Creo’s salads include dishes like the heirloom tomato salad with arugula and mozzarella; the Creo Chop with avocado, bacon and blue cheese; and the one we tried – the goat cheese and berries salad. A very large, breaded round of goat cheese sat atop field greens and fresh strawberries, blueberries and blackberries. The cheese was gooey, creamy and went very well with the sweet berries; it wasn’t the most unique salad, but it was very good.

If you haven’t tried Creo’s pizza, we highly recommend it. Wood-fired pizza imparts such great texture and flavor, and Creo’s new Executive Chef Brian Bowden takes full advantage of this wonderful kitchen tool, offering pizzas like one with yellow tomatoes, basil puree, avocado and ricotta; blackened chicken with blue cheese and red onions; one with wild mushrooms, Taleggio cheese and a fried egg; and one with chorizo and rock shrimp. We tried the blackened chicken pizza – again, not the most unique in terms of the ingredients, but the taste was extraordinary. The smokiness of the blackened chicken really shone through, and the blue cheese was not overpowering.

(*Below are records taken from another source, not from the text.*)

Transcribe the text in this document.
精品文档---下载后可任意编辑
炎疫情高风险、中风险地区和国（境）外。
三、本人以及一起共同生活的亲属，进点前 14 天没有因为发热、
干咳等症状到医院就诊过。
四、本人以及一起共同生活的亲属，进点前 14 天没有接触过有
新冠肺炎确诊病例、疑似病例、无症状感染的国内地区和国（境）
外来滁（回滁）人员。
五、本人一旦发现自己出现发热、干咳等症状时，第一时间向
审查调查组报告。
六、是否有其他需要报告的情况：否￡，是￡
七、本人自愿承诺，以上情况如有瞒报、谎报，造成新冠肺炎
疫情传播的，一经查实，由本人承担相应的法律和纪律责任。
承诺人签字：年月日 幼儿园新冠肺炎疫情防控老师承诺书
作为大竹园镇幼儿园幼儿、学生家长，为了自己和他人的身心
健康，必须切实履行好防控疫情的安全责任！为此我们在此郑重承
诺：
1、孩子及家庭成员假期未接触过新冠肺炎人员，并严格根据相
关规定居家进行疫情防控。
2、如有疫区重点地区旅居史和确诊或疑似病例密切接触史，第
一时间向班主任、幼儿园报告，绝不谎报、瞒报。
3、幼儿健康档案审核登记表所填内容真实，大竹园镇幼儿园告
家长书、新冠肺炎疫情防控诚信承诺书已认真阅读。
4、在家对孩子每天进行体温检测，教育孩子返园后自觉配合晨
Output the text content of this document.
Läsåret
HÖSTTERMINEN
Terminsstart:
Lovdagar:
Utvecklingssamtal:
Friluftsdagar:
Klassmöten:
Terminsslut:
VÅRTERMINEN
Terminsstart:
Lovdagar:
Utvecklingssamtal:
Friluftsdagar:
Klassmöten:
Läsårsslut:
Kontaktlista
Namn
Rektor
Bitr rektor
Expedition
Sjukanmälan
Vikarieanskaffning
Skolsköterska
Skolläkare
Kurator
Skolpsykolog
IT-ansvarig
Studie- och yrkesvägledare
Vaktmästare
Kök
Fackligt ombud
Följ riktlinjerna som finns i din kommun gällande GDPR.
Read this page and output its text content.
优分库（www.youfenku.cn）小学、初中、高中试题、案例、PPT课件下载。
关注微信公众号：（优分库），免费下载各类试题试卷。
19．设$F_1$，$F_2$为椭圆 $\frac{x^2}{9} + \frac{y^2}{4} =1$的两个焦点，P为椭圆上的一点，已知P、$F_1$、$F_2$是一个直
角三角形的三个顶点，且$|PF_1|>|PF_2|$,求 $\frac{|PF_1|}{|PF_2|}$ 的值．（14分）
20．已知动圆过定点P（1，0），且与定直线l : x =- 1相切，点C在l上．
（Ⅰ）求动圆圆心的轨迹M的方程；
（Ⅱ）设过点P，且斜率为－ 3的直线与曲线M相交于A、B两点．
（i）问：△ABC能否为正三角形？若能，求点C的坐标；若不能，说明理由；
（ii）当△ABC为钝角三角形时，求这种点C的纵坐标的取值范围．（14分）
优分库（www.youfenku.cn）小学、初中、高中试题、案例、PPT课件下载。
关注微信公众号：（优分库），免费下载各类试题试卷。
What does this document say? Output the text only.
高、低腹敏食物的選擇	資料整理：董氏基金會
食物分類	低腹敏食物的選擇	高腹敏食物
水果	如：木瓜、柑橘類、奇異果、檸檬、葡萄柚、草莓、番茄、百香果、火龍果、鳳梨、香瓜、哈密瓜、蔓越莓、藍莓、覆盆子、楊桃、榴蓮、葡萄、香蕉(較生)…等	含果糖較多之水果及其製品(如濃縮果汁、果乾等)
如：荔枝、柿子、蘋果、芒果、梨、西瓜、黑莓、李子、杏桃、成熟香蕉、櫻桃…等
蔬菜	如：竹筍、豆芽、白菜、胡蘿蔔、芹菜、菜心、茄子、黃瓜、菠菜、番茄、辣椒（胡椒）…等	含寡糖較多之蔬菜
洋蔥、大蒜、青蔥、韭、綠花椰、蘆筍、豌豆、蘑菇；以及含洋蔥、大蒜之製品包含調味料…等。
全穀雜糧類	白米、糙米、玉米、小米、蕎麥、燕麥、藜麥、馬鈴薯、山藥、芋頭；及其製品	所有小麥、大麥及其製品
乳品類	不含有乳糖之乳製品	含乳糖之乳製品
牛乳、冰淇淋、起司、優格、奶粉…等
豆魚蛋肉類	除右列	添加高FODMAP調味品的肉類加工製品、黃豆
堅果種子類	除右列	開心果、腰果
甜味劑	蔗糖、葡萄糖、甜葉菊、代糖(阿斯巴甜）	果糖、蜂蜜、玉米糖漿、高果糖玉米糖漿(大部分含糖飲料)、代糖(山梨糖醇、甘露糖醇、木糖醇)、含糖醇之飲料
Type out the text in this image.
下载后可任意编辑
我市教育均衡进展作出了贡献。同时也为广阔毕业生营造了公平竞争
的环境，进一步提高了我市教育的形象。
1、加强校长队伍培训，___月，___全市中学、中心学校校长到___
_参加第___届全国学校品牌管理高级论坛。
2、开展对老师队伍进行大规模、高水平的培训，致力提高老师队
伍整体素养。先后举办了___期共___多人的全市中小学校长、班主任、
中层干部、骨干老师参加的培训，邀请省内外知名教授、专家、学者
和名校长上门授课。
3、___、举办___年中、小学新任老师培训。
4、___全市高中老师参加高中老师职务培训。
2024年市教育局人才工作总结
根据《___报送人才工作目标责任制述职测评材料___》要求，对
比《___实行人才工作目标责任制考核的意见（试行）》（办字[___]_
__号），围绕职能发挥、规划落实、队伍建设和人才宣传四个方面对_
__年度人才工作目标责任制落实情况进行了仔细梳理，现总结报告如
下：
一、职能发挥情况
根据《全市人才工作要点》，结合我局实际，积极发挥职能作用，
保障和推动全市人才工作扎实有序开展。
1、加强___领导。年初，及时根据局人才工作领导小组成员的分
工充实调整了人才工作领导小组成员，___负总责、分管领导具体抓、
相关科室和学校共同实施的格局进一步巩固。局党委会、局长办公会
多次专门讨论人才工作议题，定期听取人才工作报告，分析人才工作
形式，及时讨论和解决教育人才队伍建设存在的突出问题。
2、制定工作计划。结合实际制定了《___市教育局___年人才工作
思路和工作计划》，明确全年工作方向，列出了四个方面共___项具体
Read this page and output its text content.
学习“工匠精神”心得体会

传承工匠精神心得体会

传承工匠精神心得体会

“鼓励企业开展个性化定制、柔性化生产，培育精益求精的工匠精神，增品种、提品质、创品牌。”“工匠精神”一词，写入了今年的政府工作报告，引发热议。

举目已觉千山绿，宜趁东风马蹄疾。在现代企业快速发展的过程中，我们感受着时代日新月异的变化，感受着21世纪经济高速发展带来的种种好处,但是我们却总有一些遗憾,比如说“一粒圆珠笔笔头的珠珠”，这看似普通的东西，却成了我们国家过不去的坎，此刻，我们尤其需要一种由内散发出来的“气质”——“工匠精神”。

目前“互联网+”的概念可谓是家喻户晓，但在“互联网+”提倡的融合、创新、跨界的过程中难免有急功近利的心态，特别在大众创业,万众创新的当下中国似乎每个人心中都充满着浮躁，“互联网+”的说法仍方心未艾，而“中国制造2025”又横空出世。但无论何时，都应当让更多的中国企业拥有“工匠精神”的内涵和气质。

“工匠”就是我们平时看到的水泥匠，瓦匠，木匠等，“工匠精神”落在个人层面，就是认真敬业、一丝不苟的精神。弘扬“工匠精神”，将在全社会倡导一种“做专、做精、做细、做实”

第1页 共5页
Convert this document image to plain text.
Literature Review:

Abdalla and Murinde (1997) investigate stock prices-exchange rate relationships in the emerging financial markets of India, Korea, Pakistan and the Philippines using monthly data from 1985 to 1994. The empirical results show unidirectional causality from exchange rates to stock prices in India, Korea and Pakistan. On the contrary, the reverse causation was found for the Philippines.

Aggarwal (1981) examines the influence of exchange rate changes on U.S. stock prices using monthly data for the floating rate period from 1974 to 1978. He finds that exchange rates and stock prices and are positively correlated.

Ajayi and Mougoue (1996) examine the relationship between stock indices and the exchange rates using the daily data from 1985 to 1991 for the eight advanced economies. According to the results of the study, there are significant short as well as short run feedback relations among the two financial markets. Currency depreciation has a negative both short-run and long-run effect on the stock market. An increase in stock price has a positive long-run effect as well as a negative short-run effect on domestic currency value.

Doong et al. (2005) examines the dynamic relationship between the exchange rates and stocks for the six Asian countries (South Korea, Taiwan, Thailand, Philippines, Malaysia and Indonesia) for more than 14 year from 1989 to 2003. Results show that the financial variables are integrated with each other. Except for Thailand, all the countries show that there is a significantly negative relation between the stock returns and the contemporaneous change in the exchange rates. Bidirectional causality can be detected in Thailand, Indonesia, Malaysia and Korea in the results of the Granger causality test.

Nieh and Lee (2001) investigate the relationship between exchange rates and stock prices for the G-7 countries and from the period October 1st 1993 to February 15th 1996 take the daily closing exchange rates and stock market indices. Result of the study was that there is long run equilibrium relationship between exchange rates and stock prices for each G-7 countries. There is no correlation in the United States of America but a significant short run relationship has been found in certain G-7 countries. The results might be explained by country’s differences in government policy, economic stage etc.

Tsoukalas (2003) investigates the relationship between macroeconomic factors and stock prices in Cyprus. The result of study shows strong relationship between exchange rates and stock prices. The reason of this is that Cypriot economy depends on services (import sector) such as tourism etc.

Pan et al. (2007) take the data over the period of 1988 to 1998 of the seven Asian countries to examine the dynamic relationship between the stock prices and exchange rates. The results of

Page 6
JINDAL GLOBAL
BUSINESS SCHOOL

It was a well-crafted and well-executed dish.

We had enough room left for either an entrée or dessert. After looking over the dessert menu, which includes items like key lime pie, crème brulee, and bananas foster bread pudding, we felt like nothing really jumped out at us, so we went for an entrée. Selections include herb-crusted wild salmon, steaks, panko-crusted halibut, a pork porterhouse, and the crispy half duck and waffle. We tried the latter, a modern, upscale take on chicken n’ waffles. The duck was succulent and delicious, with just a light crisp on the outside. The cornmeal scallion waffle left something to be desired – it was very thin and soggy from the tasty sesame soy butter. There was no textural contrast between the duck and the waffle – had the waffle been a bit thicker and not soaked in the sauce, the dish would have been a homerun.

Creo’s small plates range from $6-$18, salads from $7-$13, pizzas from $11-$15, and entrees from $22-$38. If you go with a group and share a handful of dishes, it’s actually very reasonable. Our group’s bill came to only about $40 per person, including drinks; definitely worth it for the quality of the food, service, and overall atmosphere.

The Mouse House Kitchen gives Creo 4 out of 5 stars!